In detail, during the ODLD simulations here, we collected density profiles of ABPs along the Z-axis under different time steps. As shown in Figure 3, many sharp peaks on density curves showed crystalline features near the inner surface regions of two hard walls (two ordered domains), while far from two hard walls, these curves became much smoother to indicate disordered features (one disordered domain). Also, density values in the disordered domain were much smaller than those in the two ordered ones (ρ ≈ 1.4 and ϕ = 0.733) [13]. Finally, the ABP system reached a stable state, i.e., the sections on density curves representing ordered domains stopped extending towards the middle region of the simulation box and showed small fluctuations throughout the whole Z-axis. Please note that the final density values in the disordered domain at the middle of the simulation box were approximately 0.197, which was very close to the gas phase obtained from a phase diagram for a 3D ABP system [13]. Based on this, we may conclude that such phase separation induced by two hard walls should be regarded as the gas–solid phase separation, not the liquid–solid feature.

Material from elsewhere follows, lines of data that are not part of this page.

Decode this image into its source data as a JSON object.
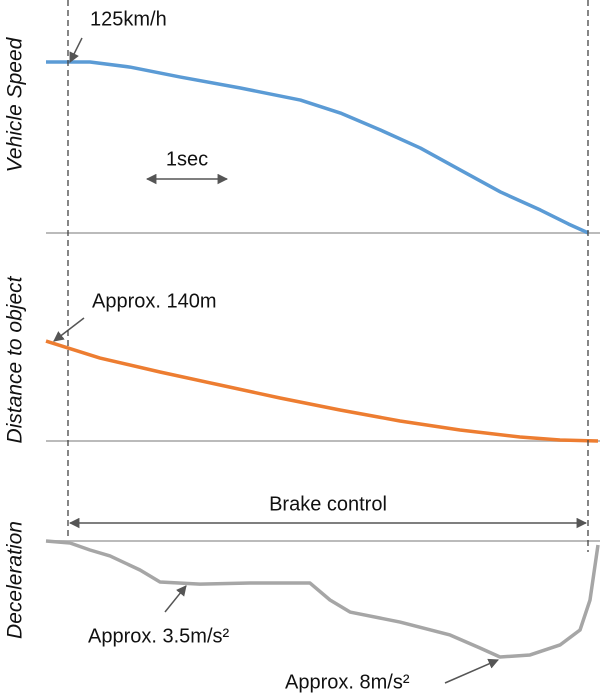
{
  "chart_data": [
    {
      "type": "line",
      "y_label": "Vehicle Speed",
      "color": "#5b9bd5",
      "xlim": [
        0,
        6.9
      ],
      "ylim": [
        0,
        140
      ],
      "x": [
        0,
        0.55,
        1.05,
        1.68,
        2.43,
        3.18,
        3.68,
        4.18,
        4.68,
        5.18,
        5.68,
        6.18,
        6.53,
        6.78
      ],
      "values": [
        125,
        125,
        121.3,
        114,
        106,
        97.2,
        87.7,
        75.3,
        62.1,
        46,
        30,
        16.8,
        6.6,
        0
      ],
      "annotations": [
        {
          "text": "125km/h",
          "x": 0.3,
          "y": 125
        }
      ],
      "time_scale": {
        "label": "1sec",
        "length": 1
      }
    },
    {
      "type": "line",
      "y_label": "Distance to object",
      "color": "#ed7d31",
      "xlim": [
        0,
        6.9
      ],
      "ylim": [
        0,
        170
      ],
      "x": [
        0,
        0.675,
        1.425,
        2.175,
        2.925,
        3.675,
        4.425,
        5.175,
        5.925,
        6.425,
        6.9
      ],
      "values": [
        140,
        116.2,
        96.6,
        78.4,
        60.2,
        43.4,
        28,
        15.4,
        5.6,
        1.4,
        0
      ],
      "annotations": [
        {
          "text": "Approx. 140m",
          "x": 0.1,
          "y": 140
        }
      ]
    },
    {
      "type": "line",
      "y_label": "Deceleration",
      "color": "#a6a6a6",
      "xlim": [
        0,
        6.9
      ],
      "ylim": [
        9,
        0
      ],
      "x": [
        0,
        0.3,
        0.55,
        0.8,
        1.175,
        1.425,
        1.925,
        2.55,
        3.3,
        3.55,
        3.8,
        4.425,
        5.05,
        5.425,
        5.675,
        6.05,
        6.425,
        6.675,
        6.8,
        6.9
      ],
      "values": [
        0,
        0.14,
        0.62,
        1.03,
        2,
        2.83,
        2.97,
        2.9,
        2.9,
        4.07,
        4.9,
        5.59,
        6.48,
        7.38,
        8,
        7.86,
        7.17,
        6.14,
        4.07,
        0.28
      ],
      "annotations": [
        {
          "text": "Approx. 3.5m/s²",
          "x": 1.75,
          "y": 3.1
        },
        {
          "text": "Approx. 8m/s²",
          "x": 5.65,
          "y": 8.2
        }
      ],
      "brake_control": {
        "label": "Brake control",
        "start": 0.275,
        "end": 6.775
      }
    }
  ]
}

For the two ordered (crystalline) domains obtained above, it seemed that the multi-layered textures in them were hexagonal (see Figure 4a,b), i.e., their nearest-neighbor distances (similar to lattice constants) were close to 1.0 which matched the (111)-plane in a face-centered cubic (FCC) crystal type for ρ ≈ 1.4 (ϕ = 0.733). Thus, there was no doubt that such crystalline textures induced by two hard walls corresponded to the (111)-plane in an FCC crystal, as had been observed in the hard-wall-induced crystallization of passive colloids previously [47]. To further analyze more detailed information about the ABP system, we also applied the radial distribution function (RDF) to the final configurations in the ABP system (see Figure 1). For the validation of structural assignments, we compared the RDF curves of the ABP system with those of an ideal FCC crystal type. The result indicated that, despite slight deviations, those positional alignments confirmed the predominance of FCC symmetry in the two ordered domains of the ABP system (see Figure 1).

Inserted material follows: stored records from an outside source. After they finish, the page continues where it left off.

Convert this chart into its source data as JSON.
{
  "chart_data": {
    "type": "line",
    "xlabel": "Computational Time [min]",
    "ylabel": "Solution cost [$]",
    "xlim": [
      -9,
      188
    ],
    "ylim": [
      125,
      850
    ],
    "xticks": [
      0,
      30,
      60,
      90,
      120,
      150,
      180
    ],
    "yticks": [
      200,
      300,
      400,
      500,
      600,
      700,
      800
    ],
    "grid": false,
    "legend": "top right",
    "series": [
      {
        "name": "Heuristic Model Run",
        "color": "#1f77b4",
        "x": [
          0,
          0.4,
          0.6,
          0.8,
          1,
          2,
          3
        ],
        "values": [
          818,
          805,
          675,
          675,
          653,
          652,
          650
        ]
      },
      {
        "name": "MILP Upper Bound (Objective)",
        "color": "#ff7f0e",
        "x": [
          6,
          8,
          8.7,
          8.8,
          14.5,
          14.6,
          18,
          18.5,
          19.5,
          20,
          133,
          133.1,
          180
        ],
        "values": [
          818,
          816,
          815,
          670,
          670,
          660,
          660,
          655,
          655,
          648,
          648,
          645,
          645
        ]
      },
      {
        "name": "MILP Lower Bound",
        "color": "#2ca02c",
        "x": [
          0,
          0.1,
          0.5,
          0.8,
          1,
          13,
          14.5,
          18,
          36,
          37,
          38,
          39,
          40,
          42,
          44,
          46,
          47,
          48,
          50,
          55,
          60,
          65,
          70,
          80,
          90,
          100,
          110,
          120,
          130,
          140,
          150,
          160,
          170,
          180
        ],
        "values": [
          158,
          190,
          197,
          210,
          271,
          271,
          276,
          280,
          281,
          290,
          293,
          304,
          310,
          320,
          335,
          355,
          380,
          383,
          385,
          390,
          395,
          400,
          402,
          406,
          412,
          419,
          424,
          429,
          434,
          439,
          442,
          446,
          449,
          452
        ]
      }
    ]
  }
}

3.2. Inner Surface Effects on ABPs

Although the crystallization induced by two hard walls performed similarly to the colloidal epitaxy, such phase behavior in the ABP system was still quite different from those of passive colloids. In fact, when the crystallization in the ABP system took place, the MIPS also occurred simultaneously because of the ABP inherent activities (see Figure 2 and Figure 3) [23,48,49]. For passive colloids, crystals can be formed under suitable (smaller) thermodynamic constraints and large enough density values of particles. According to these, for the ABP system, (1) two hard walls here could be thought to induce the crystallization by reducing free-energy barriers in the ABP system [50]. (2) Since the crystals were typically formed under non-equilibrium states by means of thermal interactions and self-driven effects on active particles [23,48,49], the inner surfaces of two hard walls here, which were proved to have an “attractive” effect on self-propelling particles [21,23,47,51,52,53,54], may cause ABPs to move towards them, so that ABPs may accumulate higher and higher densities near the regions of the two hard walls. Therefore, when the density of the ABPs near these regions reached a critical point, the crystallization (crystal nucleation) would take place. And then, they would extend towards the middle region of the simulation box.

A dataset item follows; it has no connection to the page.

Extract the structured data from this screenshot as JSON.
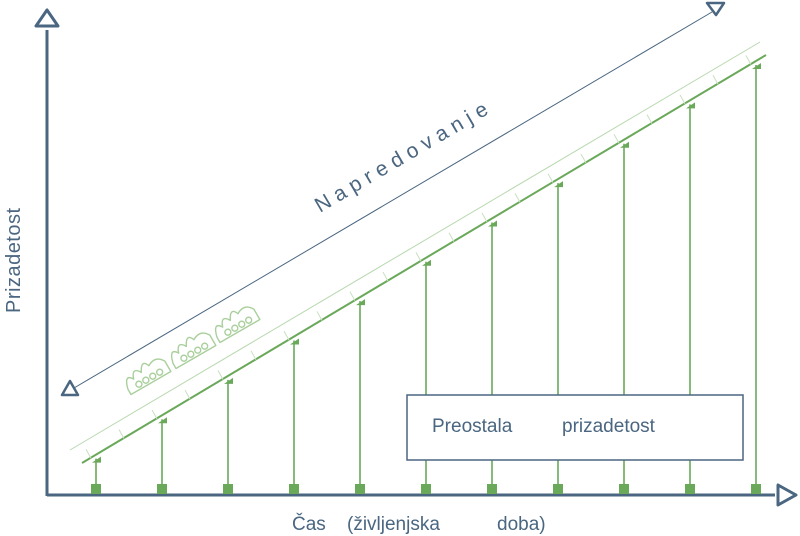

Furthermore, we assumed that the preferential formation of crystals was likely dependent upon the non-equilibrium crystallization process correlated with the classical “nucleation-growth” framework. Similarly, in the ABP system, high density values of ABPs in regions near two hard walls may provide preferred nucleation sites, i.e., when nucleation sites in these regions appeared, crystalline layers could be generated. Next, these layers extended along the X- and Y-axes and become thicker along the Z-axis, accompanied by crystallization and gas–solid phase separation in the ABP system (see Figure 2 and Figure 3). The picture described above was reminiscent of the epitaxial growth on crystalline fronts, which has been widely applied to manufacturing the thin-film materials [55]. Here the process of layer growth looked like the Frank-van der Merwe (FM) mode in epitaxy. However, configurations on each layer front looked pretty rough, not like the typical FM mode with ideal 2D planes (see Figure 2). This may be due to thermal fluctuations in the computer simulations. Moreover, when such crystallization plus gas–solid phase separation reached a stable state, two formed crystalline domains hardly moved as a whole, not like other ones formed by active colloids [56,57]. This was possibly due to interactions of “multibody caging effects” [13,30] between two hard walls and crystalline domains [19,58].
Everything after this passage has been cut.